As an artist I do think it is important that I need to push boundaries - doing it step by step while still accomplishing what I want to do musically. I want to continue to promote nightclub (commercial) music as being as valid as any other genre. I see a comparable evolution with Jazz music when it was considered an ‘underground’ phenomenon, not welcomed into academia, until it reached universal acceptance. EDM has followed a similar development entering progressively academic institutions as a subject of serious study. A parallel occurrence can be observed with the recent shift in perception of society in regard of graffiti artists such as Banksy, who did not have any other outlet than the street to display his art, and now is welcomed into galleries and other prominent art centers. This shows how something can exist outside the establishment and may become institutionalized. Thus, I want to elevate EDM to a noble art form in order to teach it, not just (ab)use it for commercials purposes only.

As an artist, one of the reasons I have tackled this long academic endeavor was to push myself further as a musician in an evolving technological landscape. I was motivated to do it because I see a trend among the younger generation of music students: they often have not played traditional instruments such as a guitar, a violin or a piano, but most likely they own computer which has the potential to be a musical instrument. This coincided with my own situation, using the computer as a creative tool. In this research project, I have demonstrated that merging composition and improvisation can provide a rich creative environment for the composition and performance of EDM. Furthermore, I have established in this document that my live performance practices redefine what a composer of EDM can be.

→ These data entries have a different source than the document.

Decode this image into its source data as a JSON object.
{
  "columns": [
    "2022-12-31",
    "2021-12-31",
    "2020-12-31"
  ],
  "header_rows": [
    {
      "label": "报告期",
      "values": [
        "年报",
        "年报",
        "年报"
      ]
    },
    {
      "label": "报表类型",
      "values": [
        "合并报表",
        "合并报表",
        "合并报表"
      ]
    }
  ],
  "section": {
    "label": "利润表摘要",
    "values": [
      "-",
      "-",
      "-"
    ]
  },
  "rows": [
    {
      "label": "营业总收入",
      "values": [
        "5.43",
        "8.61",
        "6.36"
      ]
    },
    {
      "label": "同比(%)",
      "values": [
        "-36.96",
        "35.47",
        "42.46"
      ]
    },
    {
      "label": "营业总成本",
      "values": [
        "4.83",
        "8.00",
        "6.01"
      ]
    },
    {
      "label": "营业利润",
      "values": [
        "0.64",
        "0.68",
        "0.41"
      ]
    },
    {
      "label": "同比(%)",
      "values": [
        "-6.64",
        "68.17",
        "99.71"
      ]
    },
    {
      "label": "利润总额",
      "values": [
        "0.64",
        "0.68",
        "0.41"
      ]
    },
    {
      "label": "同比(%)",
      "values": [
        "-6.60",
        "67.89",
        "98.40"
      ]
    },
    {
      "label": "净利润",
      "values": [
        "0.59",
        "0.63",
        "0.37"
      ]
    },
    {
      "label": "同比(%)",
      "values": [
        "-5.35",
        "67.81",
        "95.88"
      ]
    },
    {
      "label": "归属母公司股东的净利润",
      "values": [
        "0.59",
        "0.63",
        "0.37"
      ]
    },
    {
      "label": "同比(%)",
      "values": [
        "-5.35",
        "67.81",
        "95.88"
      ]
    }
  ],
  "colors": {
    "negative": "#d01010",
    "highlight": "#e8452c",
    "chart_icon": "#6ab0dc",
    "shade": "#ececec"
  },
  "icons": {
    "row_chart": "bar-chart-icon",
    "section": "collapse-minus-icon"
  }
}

Thus, I want this research to promote a viable future for modern EDM composers. A way to share and develop these skills would be to teach at universities with computer music-based programs, as well as reputable institutions of EDM such as Point Blank Music School (London, Los Angeles, Ibiza, Mumbai, Online), Dubspot (New York, Los Angeles, Online) and The Red Bull Music Academy (Berlin, Online). As such, this commentary and portfolio presents a methodology and a set of accessible tools to be able to create music as a contemporary artist, while acknowledging the growing popularity of EDM and spatialisation.

When I first encountered the SPIRAL Studio, I was intimidated by its size and its complexity. Since then, I have assessed various tools and techniques for spatialisation and what changed most since the beginning of the research is the level of confidence I have acquired when approaching large speaker arrays. Also, since I am using accessible spatialisation tools, I have developed a method to adapt quickly and easily to various configuration of sound systems.

Over the course of this research, I have learned ways to promote myself as a performer by growing a social media presence by livestreaming my music. Since July 2016, I have performed live on several streaming platforms such as YouTube, Facebook, Twitch, and Periscope; I have over 150 videos where I play music. This experience is an ongoing project and it allows me to improve my music on a technical and practical level. It is a practical outlet for me to mature as a performer and also to reach an audience around the world. I am looking forward to the day where spatial audio will be accessible in a livestreaming format since the technology is still being developed and not yet available. Until then, I am getting ready.